Although I finished reading this book almost two weeks ago, I have delayed in writing a review for it because I was not sure that I could find the right words to describe it. Today, a beautiful rainy day at my home in Savannah, Georgia, brought those words to me. The most concise way in which I can describe the story this book tells is to say that it is like a series of baptisms which just won’t take and hold.

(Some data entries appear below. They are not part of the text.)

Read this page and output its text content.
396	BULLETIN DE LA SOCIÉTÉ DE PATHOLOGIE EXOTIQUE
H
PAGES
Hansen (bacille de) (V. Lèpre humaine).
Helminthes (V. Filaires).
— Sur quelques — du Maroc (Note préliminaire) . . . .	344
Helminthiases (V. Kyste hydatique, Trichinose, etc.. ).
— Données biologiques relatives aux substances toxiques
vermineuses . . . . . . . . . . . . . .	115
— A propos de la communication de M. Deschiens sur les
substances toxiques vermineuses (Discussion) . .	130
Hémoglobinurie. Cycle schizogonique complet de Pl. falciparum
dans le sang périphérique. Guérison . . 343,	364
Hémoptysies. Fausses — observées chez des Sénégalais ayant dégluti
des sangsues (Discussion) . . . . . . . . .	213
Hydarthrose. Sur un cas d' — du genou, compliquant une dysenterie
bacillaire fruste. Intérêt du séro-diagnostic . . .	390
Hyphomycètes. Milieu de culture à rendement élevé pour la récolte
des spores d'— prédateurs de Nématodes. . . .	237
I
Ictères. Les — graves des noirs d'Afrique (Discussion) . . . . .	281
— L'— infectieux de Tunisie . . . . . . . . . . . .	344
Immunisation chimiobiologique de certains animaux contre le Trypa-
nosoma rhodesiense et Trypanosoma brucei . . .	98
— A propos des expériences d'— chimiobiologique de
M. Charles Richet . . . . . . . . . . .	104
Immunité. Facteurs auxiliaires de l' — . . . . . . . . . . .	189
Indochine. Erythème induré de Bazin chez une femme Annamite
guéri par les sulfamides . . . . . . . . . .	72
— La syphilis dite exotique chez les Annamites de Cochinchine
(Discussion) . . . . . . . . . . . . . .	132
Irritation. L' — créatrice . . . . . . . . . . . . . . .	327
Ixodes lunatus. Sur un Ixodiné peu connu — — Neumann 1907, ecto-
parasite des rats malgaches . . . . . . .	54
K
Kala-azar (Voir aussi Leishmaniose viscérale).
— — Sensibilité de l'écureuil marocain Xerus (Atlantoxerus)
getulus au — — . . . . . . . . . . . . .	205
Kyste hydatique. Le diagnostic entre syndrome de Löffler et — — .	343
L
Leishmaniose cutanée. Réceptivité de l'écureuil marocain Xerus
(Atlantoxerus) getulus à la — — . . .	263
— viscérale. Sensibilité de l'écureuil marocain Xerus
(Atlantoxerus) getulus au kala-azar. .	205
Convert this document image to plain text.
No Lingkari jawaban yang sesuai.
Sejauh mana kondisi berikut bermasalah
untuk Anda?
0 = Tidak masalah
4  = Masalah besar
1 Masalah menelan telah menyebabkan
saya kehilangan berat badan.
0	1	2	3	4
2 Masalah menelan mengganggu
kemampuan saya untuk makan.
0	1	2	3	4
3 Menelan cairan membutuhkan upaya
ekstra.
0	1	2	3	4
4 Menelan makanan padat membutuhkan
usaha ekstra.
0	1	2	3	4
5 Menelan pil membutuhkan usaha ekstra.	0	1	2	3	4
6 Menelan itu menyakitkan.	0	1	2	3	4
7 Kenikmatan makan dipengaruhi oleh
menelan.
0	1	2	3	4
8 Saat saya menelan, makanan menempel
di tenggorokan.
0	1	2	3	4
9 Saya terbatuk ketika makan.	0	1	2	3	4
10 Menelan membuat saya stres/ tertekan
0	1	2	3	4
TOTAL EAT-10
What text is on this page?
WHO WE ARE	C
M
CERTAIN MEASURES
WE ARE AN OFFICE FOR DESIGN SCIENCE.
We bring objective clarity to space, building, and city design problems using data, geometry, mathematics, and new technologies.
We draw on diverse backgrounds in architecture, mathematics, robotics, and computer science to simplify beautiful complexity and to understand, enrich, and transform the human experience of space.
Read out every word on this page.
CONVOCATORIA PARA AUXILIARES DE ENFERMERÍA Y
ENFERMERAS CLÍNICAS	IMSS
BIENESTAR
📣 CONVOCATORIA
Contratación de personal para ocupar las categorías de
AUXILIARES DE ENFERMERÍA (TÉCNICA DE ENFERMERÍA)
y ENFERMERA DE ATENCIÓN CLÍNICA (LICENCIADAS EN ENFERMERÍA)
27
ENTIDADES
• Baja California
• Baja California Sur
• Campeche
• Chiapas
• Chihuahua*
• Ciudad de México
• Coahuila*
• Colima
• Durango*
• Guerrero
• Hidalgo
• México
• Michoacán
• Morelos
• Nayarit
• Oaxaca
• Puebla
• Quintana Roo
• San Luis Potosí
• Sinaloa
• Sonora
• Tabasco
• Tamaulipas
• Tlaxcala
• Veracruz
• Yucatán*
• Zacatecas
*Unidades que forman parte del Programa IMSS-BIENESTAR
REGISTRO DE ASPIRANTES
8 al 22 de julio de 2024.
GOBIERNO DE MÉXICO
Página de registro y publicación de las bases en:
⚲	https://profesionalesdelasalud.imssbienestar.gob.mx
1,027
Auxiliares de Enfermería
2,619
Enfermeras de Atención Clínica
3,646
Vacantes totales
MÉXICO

Again and again the central protagonist is soaked through by the water but again and again he is unable to find redemption and a renewal of life. Even the most powerful baptism event in the book, his triple immersion in the river, is unable to affect a true regeneration. Although the event leads to a transformation, as the protagonist sheds his military uniform and heads to Switzerland for a new life, he wonders, just after the baptism, where the priest is, indicating that even this baptism is in some sense incomplete and incapable of bringing about a total transformation. Finally, the new life he escapes to proves to be of the same sort as the old, pervaded by suffering and culminating in a meaningless death.
Hemingway has written what may be the perfect nihilist novel. In this, it is the perfect novel of World War I and the standard for all of us who, a hundred years later, still live in the wake of that world-shattering event. Perhaps, however, there is, within its perfection of nihilism, a glimmer of hope offered, a transcending of nihilism of which we catch just a glimpse. It is nihilism made beautiful.